JoulinRouge
JoulinRouge

Reputation: 466

find command: delete everything but one folder

I have this command:

find ~/Desktop/testrm -mindepth 1 -path ~/Desktop/testrm/.snapshot -o -mtime +2 -prune -exec rm -rf {} +

I want it to work as is, but it must avoid to remove a specific directory ($ROOT_DIR/$DATA_DIR).

Upvotes: 0

Views: 183

Answers (1)

Socowi
Socowi

Reputation: 27215

You can exclude individual paths using the short circuiting behavior of -o (like you already did with ~/Desktop/testrm/.snapshot). However, for each excluded path you also have to exclude all of its parent directories. Otherwise you would delete a/b/c by deleting a/b/ or a/ with rm -rf.

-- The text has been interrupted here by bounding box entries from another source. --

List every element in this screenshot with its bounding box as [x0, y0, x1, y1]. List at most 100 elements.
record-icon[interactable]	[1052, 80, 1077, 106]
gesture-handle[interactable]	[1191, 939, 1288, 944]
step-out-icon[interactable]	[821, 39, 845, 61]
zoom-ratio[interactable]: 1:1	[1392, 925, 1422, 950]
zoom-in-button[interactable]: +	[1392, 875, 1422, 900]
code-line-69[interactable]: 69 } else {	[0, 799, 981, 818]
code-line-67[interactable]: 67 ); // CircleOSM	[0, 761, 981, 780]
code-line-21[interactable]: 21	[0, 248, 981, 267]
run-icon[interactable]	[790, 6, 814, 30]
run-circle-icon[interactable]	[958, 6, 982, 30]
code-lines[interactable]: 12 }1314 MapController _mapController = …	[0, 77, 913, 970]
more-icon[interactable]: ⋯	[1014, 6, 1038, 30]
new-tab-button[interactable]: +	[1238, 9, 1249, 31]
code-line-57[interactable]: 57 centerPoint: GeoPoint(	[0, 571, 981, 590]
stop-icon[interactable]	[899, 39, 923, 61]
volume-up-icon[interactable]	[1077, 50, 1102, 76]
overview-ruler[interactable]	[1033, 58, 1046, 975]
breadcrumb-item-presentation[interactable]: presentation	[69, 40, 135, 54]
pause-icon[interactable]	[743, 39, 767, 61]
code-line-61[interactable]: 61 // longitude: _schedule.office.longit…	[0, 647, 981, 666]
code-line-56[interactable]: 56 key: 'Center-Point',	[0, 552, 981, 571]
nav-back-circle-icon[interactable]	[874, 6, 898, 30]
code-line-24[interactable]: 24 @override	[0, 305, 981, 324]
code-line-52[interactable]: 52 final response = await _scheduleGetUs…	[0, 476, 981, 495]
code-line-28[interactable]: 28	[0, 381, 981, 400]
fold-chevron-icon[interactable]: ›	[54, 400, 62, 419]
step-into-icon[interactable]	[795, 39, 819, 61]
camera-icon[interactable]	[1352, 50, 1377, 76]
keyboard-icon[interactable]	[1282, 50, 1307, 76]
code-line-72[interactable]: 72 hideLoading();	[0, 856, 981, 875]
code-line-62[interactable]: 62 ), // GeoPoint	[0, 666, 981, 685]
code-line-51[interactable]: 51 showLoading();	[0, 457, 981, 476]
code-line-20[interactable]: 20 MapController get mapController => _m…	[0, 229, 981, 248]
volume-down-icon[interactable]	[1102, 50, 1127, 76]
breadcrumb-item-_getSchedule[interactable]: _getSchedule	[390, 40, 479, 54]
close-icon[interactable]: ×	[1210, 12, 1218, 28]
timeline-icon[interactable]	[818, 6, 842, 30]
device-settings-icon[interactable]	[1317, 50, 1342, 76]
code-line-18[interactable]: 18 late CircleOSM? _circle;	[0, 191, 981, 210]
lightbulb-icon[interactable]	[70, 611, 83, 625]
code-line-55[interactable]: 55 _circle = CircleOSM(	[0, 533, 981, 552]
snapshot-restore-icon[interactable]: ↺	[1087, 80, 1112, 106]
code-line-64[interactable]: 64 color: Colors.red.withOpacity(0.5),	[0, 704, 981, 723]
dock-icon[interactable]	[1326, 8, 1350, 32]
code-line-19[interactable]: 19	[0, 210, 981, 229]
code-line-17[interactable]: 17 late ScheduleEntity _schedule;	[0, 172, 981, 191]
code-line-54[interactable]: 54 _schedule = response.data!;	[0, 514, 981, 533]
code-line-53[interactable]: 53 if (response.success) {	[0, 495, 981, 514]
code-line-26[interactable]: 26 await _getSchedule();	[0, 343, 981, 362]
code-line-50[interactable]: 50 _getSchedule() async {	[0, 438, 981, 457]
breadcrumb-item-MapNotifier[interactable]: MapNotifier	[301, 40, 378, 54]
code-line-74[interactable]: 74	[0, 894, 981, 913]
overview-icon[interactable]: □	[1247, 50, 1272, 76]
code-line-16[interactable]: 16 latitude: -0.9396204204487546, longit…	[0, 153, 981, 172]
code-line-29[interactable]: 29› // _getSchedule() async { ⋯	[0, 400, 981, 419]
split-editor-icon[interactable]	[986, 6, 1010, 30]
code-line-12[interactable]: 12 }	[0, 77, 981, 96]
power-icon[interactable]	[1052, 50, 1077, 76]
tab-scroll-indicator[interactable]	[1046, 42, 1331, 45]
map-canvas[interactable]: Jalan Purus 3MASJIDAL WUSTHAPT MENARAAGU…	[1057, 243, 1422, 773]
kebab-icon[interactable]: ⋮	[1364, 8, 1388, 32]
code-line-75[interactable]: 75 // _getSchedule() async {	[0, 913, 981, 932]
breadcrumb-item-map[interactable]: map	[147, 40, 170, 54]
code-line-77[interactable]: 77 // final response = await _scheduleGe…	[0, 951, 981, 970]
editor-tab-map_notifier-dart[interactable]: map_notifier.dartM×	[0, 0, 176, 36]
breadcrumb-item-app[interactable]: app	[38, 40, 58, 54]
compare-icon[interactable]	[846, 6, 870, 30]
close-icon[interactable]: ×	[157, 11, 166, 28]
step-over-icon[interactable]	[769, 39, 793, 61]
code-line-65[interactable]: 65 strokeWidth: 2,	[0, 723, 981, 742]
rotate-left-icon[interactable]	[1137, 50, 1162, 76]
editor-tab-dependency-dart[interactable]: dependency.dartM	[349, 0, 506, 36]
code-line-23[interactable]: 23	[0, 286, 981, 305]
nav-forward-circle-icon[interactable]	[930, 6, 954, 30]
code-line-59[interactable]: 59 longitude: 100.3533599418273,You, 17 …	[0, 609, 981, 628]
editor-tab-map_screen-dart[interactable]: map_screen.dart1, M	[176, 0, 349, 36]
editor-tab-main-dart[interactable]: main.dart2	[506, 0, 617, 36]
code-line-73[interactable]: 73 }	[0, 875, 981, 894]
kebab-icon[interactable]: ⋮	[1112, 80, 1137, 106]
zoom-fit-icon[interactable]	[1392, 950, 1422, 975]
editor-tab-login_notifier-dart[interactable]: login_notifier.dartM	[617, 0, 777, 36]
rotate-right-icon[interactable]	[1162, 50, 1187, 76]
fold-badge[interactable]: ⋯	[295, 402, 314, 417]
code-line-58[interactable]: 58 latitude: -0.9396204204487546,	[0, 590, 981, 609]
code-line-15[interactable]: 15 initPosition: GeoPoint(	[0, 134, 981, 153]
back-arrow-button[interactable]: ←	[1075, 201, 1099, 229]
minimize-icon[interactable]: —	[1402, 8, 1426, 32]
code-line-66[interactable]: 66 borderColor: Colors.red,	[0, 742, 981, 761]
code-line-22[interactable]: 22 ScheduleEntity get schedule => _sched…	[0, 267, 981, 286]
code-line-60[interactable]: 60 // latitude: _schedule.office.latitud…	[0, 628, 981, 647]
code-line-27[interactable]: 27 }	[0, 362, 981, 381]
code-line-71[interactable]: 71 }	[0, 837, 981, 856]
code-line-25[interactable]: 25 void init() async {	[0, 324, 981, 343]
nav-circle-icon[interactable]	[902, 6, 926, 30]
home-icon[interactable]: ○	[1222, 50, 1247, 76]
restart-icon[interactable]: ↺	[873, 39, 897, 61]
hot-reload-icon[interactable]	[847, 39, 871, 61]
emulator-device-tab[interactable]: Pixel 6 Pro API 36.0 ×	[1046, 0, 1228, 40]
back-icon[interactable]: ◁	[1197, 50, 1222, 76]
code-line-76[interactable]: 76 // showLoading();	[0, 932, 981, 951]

In the following script, the function orParents generates a part of the find command. Example:
find $(orParents a/b/c) ... would run
find -path a/b/c -o -path a/b -o -path a -o ....

#! /usr/bin/env bash
orParents() {
  p="$1"
  while
    printf -- '-path %q -o' "$p"
    p=$(dirname "$p")
    [ "$p" != . ]
  do :; done
}
find ~/Desktop/testrm -mindepth 1 \
  $(orParents "$ROOT_DIR/$DATA_DIR") -path ~/Desktop/testrm/.snapshot -o \
  -mtime +2 -prune -exec rm -rf {} +

Warning: You have to make sure that $ROOT_DIR/$DATA_DIR does not end with a / and does not contain glob characters like *, ?, and [].
Spaces are ok as printf %q escapes them correctly. However, find -path interprets its argument as a glob pattern independently. We could do a double quoting mechanism. Maybe something like printf %q "$(sed 's/[][*?\]/\\&/' <<< "$p")", but I'm not so sure about how exactly find -path interprets its argument.

Alternatively, you could write a script isParentOf and do ...

find ... -exec isParentOf "$ROOT_DIR/$DATA_DIR" {} \; -o ... 

... to exclude $ROOT_DIR/$DATA_DIR and all of its parents. This is probably safer and more portable, but slower and a hassle to set up (find -exec bash -c ... and so on) if you don't want to add a script file to your path.